Au fond, cet essai se donne des missions essentielles : comment éviter les « guerres de mémoire » qui peuvent tant déstabiliser notre société lorsqu’elles se retrouvent au centre des débats ? Comment renouveler le contrat social signé entre la République et sa diversité ? De quelle façon sortir de ce que les auteurs nomment les « pièges de l’identité nationale et des fantasmes sur les dangers de l’immigration » ? Que dire des crises urbaines qui semblent se déclarer à intervalle de plus en plus rapproché et avec une intensité toujours plus forte ? Comment se positionner face aux questions d’appartenance culturelle qui se pose avec une grande acuité ? Que dire des relations intercommunautaires et du communautarisme ? De quelle manière analyser les relations entre la France et le monde postcolonial incarné par les nations devenues indépendantes qui souhaitent définitivement couper le cordon et les territoires d’outre-mers qui réclament de nouveaux rôles et une autre considération ? Est-il possible de repenser la mondialisation à la lumière de ces enjeux ?

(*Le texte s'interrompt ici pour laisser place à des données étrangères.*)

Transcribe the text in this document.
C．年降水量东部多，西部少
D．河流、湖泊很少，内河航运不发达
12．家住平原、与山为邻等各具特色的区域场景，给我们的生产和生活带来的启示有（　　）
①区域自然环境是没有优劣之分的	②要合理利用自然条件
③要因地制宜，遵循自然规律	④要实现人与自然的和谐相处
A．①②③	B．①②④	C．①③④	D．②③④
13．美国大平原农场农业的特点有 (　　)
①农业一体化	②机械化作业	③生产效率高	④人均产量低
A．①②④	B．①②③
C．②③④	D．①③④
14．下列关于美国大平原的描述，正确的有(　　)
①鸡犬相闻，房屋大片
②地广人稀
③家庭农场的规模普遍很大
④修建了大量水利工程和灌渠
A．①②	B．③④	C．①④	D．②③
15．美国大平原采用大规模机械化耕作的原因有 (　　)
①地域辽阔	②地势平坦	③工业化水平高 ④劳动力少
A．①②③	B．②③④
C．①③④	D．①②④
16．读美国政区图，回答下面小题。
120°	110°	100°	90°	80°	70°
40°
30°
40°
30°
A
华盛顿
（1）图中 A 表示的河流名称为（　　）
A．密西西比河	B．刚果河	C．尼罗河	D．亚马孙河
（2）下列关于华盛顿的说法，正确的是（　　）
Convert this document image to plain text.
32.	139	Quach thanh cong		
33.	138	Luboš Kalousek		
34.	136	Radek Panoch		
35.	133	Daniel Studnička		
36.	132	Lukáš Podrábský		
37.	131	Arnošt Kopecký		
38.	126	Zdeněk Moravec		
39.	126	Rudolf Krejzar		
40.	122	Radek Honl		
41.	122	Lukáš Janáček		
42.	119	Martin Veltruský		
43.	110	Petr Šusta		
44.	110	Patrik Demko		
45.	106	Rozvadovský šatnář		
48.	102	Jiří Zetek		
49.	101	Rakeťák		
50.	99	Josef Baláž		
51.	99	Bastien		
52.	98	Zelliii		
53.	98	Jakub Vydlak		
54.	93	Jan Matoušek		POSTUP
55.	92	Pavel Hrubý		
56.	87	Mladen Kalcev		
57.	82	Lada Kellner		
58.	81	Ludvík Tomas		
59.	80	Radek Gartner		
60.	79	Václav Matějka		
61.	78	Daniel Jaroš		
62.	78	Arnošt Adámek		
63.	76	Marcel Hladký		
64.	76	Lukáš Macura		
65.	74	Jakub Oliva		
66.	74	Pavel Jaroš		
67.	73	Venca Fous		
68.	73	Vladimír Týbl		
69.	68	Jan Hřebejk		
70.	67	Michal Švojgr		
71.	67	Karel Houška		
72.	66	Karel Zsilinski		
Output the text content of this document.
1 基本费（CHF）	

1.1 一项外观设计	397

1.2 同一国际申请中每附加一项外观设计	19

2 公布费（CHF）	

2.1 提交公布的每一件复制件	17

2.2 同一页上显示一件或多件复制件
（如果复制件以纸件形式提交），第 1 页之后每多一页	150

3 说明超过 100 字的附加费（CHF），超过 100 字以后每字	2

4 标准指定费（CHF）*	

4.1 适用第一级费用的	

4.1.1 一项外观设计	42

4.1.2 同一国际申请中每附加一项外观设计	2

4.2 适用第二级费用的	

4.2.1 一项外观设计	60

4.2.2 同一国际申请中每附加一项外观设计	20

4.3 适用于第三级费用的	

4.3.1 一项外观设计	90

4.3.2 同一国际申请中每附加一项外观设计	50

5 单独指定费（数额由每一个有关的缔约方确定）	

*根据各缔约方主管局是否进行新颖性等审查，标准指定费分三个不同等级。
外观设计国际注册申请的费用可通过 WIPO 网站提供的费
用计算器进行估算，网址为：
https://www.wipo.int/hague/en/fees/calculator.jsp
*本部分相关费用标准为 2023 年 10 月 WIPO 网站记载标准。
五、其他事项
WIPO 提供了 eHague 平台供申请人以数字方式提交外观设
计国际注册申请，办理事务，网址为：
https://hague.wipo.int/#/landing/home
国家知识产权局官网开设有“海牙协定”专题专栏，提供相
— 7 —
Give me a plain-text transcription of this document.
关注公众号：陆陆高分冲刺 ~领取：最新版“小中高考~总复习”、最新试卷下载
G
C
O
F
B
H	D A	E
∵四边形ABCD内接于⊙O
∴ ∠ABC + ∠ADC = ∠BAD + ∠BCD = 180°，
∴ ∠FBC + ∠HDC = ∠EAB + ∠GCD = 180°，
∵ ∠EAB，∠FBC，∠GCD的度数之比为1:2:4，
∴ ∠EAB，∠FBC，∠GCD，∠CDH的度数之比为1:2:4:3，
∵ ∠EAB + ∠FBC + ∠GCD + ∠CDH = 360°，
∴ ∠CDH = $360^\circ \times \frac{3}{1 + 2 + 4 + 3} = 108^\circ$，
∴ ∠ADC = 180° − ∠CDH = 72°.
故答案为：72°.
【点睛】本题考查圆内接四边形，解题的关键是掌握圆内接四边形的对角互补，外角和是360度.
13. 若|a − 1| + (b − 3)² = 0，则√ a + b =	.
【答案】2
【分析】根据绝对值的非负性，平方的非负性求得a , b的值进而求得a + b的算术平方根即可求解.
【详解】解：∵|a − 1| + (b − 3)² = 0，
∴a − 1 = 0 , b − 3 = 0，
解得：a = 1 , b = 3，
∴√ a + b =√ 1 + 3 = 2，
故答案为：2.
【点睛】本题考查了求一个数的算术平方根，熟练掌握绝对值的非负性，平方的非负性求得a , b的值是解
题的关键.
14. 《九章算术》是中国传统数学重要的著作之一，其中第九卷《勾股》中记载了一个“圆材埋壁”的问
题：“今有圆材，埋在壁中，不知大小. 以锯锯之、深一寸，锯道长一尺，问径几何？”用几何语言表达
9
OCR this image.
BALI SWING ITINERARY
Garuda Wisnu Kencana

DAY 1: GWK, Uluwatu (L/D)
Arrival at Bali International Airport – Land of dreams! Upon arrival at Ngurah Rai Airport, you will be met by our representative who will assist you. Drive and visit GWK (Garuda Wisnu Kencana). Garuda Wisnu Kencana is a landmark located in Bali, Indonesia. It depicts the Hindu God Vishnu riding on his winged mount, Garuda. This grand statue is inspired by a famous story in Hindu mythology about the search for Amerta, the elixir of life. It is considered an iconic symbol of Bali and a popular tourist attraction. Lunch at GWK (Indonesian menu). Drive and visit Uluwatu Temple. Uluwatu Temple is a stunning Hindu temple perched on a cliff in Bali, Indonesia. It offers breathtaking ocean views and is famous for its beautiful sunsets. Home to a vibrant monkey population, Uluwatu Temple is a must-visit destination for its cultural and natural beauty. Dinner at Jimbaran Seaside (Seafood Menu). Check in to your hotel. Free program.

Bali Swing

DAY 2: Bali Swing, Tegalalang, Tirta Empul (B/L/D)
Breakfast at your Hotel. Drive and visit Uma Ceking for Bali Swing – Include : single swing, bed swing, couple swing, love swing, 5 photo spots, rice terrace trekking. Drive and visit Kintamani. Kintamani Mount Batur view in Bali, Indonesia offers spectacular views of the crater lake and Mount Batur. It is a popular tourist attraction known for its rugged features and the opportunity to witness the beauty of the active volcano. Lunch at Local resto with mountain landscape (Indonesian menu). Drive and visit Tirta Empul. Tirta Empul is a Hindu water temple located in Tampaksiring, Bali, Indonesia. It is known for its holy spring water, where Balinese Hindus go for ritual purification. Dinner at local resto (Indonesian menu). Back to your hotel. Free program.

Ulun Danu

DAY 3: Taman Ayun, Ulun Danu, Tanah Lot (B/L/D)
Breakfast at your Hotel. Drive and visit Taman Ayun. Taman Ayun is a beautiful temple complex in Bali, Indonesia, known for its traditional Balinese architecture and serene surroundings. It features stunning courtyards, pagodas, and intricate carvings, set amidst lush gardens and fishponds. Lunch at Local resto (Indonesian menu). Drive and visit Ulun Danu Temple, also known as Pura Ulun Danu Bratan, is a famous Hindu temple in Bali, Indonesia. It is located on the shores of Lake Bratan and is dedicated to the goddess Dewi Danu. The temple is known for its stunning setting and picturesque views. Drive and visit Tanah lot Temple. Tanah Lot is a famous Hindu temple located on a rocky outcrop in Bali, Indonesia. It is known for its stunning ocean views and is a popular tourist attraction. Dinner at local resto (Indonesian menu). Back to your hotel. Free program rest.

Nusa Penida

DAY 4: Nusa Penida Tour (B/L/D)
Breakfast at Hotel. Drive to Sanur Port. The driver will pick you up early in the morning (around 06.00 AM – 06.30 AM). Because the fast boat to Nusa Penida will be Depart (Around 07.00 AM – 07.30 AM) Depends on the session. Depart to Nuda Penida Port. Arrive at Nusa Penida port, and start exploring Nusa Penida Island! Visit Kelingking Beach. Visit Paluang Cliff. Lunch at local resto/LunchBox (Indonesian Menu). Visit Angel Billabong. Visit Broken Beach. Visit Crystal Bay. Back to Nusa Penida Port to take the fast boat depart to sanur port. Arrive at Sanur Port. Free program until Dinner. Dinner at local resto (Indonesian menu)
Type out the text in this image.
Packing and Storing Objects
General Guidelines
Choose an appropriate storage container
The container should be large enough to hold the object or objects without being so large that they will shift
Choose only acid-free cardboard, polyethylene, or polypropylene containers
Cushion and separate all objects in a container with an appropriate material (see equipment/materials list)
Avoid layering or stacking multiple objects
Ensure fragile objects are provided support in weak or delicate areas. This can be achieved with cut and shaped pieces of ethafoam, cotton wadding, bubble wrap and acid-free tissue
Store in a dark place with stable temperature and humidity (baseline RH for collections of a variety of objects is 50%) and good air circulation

Un livre rédigé par des spécialistes reconnus - qui semblent toutefois partager une vision du monde relativement proche - appelé à devenir un recueil incontournable pour l’honnête homme tant il est à la fois « une somme et une ouverture » : une somme de connaissances indispensables et une ouverture vers un futur enfin apaisé.

NOTES

[1Sociologue et enseignant (Sciences Po Lille

Note de la rédaction

Note de la rédaction : l’ouvrage chroniqué ici a suscité un certain nombre de réactions, à la fois en raison de ses partis pris que des critiques qu’il porte à l’égard d’un certain nombre de travaux et de chercheurs dans le champ des études post-coloniales. Nous voudrions donc, en complément et en contrepoint du compte rendu que nous publions ici, mentionner certaines de ces réactions :
- Jean-François Bayart, « Les très fâché(e)s des études postcoloniales », Sociétés politiques comparées. Revue européenne d’analyse des sociétés politiques, n° 23, mars 2010 ;
- Sylvain Laurens, « Post-colonial Business », Le blog des éditions Agone, 18 mai 2010.